Until recently counselors, doctors and other health care professionals had little financial incentive to train in addiction treatment, according to McCaffrey and Grove-Paul.
Few private insurers have covered addiction treatment, and the state has invested little money in treating addicts, instead opting to focus on crime enforcement.
That situation has made it difficult to recruit treatment counselors, Grove-Paul said.
“There hasn’t been a reimbursement system in place that guarantees people can earn a living doing this,” she said.
But that’s changing.
Earlier this year, lawmakers set aside $30 million for local substance abuse and mental health treatment programs. They attached the funds to a sentencing reform measure aimed at diverting low-level offenders — many of whom are addicted, just out of state prisons and back in their home communities.

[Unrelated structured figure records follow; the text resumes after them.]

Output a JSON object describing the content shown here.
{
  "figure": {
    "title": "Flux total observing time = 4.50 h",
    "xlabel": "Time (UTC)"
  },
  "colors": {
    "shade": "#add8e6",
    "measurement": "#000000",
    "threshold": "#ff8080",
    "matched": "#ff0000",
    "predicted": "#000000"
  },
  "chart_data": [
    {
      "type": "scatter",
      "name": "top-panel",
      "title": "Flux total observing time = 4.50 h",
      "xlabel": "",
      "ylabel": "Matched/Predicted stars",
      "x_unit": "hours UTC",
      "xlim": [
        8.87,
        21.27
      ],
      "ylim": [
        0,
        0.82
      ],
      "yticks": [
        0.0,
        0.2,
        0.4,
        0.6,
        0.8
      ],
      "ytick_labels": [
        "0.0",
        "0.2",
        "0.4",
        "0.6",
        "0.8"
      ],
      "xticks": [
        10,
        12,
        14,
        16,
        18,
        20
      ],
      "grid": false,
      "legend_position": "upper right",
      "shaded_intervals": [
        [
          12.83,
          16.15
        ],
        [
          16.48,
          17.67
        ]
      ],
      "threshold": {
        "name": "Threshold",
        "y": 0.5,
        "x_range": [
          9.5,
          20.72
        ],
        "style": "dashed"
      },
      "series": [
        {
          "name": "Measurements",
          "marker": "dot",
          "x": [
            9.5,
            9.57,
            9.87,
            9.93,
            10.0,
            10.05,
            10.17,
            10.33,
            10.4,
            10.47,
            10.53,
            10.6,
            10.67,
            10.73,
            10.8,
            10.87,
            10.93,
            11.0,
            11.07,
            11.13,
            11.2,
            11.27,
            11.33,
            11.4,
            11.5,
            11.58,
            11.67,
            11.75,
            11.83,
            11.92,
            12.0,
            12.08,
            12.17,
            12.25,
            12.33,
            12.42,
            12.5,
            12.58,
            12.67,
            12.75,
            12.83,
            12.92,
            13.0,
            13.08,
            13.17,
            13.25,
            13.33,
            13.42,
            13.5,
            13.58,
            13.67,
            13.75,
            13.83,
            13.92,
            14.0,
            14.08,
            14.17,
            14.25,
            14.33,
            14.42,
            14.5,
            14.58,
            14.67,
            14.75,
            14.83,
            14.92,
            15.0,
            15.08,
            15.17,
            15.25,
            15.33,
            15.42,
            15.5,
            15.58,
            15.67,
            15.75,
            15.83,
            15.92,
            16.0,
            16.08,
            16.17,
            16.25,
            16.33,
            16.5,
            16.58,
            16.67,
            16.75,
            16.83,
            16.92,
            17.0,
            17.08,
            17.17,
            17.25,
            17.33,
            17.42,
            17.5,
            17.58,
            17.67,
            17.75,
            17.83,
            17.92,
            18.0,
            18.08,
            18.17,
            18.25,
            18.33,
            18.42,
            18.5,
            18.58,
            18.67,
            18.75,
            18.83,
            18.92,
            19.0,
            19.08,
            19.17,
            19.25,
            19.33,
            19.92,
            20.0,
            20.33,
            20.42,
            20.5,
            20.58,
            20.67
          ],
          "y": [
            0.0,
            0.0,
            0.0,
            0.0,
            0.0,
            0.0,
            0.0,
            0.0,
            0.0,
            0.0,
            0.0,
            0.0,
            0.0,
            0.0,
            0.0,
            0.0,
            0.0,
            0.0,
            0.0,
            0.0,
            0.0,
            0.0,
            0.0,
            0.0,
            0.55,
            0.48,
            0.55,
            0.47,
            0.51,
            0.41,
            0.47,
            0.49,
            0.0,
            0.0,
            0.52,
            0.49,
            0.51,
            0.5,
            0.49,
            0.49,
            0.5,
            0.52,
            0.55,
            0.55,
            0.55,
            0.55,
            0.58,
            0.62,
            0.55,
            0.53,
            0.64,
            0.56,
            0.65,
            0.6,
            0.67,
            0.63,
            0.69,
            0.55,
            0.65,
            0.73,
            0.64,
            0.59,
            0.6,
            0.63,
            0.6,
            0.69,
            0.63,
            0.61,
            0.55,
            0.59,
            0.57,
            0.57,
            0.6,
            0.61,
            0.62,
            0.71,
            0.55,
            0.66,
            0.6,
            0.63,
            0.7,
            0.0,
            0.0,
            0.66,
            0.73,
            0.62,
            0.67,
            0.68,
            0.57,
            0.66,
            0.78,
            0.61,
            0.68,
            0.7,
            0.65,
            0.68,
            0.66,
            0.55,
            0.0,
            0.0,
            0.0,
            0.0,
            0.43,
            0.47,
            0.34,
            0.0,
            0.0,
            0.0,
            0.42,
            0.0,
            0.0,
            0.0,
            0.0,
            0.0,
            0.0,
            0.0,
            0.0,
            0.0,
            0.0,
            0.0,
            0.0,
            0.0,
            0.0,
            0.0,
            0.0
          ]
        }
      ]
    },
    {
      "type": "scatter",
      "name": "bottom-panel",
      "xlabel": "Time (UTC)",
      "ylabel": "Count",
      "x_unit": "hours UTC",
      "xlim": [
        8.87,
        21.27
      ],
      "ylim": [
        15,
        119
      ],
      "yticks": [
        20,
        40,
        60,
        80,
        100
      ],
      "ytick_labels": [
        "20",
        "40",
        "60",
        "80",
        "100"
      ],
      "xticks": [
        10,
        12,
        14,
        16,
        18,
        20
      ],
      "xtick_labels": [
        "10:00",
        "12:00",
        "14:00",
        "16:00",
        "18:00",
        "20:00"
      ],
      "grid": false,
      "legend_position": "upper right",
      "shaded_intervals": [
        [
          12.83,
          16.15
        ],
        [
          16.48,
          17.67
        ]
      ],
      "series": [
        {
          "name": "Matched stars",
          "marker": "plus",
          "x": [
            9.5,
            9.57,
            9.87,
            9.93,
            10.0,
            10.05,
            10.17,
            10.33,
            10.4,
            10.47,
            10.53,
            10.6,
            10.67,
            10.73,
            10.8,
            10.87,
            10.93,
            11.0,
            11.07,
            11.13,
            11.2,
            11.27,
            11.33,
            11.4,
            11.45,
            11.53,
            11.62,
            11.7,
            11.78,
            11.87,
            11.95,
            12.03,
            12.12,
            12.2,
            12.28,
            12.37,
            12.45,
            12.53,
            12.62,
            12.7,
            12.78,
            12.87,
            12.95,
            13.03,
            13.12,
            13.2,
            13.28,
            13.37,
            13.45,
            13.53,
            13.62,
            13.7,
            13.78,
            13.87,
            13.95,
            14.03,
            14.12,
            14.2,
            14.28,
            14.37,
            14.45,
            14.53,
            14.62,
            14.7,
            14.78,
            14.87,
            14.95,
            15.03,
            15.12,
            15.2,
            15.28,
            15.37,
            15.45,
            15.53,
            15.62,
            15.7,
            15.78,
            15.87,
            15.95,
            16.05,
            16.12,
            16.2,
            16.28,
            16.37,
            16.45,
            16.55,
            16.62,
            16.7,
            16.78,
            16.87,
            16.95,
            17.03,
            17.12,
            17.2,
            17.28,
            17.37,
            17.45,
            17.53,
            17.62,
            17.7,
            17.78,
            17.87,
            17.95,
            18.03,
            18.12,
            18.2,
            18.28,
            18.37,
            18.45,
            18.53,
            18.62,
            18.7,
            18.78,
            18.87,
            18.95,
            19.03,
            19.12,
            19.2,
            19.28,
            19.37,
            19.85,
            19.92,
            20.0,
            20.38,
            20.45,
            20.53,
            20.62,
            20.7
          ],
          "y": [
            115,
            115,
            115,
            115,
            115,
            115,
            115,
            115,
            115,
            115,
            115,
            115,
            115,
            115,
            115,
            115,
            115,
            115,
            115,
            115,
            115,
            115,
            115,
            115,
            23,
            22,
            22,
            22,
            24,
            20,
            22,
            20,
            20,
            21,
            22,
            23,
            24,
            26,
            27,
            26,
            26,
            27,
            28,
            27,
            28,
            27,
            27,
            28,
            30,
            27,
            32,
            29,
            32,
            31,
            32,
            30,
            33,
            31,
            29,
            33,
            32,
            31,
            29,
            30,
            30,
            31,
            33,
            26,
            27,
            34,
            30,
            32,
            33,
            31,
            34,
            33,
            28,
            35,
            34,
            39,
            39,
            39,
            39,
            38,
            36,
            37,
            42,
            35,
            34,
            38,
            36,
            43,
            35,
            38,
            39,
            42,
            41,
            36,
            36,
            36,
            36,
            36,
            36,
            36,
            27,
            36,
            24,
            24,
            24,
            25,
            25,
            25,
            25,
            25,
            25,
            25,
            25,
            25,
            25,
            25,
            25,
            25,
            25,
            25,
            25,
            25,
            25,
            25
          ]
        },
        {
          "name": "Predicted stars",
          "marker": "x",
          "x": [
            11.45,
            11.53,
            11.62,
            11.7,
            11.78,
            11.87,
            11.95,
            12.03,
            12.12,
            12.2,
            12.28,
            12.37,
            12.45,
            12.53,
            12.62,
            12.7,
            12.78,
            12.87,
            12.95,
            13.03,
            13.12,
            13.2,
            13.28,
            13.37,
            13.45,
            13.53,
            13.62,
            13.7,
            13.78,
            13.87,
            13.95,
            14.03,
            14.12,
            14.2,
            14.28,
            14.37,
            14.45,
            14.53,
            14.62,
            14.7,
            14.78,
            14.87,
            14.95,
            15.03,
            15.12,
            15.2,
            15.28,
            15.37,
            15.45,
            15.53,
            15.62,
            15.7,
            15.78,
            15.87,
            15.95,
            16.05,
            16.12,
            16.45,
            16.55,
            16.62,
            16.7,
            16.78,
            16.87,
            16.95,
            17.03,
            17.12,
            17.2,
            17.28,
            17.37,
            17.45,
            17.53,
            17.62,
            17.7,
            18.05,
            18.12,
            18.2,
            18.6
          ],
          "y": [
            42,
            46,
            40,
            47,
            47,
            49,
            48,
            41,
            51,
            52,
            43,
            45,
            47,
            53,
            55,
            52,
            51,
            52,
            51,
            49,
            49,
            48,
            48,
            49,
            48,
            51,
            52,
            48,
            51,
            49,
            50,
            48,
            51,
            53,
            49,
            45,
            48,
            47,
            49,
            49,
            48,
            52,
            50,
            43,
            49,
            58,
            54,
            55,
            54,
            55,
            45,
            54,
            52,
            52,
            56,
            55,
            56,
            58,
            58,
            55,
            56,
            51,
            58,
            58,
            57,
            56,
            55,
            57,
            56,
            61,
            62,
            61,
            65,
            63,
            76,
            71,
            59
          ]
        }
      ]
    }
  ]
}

The money is going into a voucher program to be managed by the state Division of Mental Health and Addiction. Addicts who qualify can use vouchers to pay for treatment from state-certified providers.
In addition, more Medicaid dollars may be funneled into treatment programs.
In January, Indiana significantly expanded the health insurance plan for the poor by opting into the federal Affordable Care Act. In doing so, state officials agreed for the first time to use Medicaid dollars to cover the treatment of drug and alcohol addiction.
The decision could prove costly. The U.S. Substance Abuse and Mental Health Services Administration estimates 21 percent of the Medicaid-eligible population in Indiana has a substance use disorder, compared with a 10 percent national average.
Treatment providers express confidence that the state will fill the void of treatment counselors, though it could take time.
The state has set licensing guidelines for providers, and it has approved training programs for existing health care workers to become certified in addiction treatment.
It is also creating incentives to draw people into addiction-treatment jobs — for example, by offering to repay their student loans.
“We’ve got more pieces in place on the macro level than ever before,” McCaffrey said. “But they’ve yet to be implemented in a way to see immediate results.”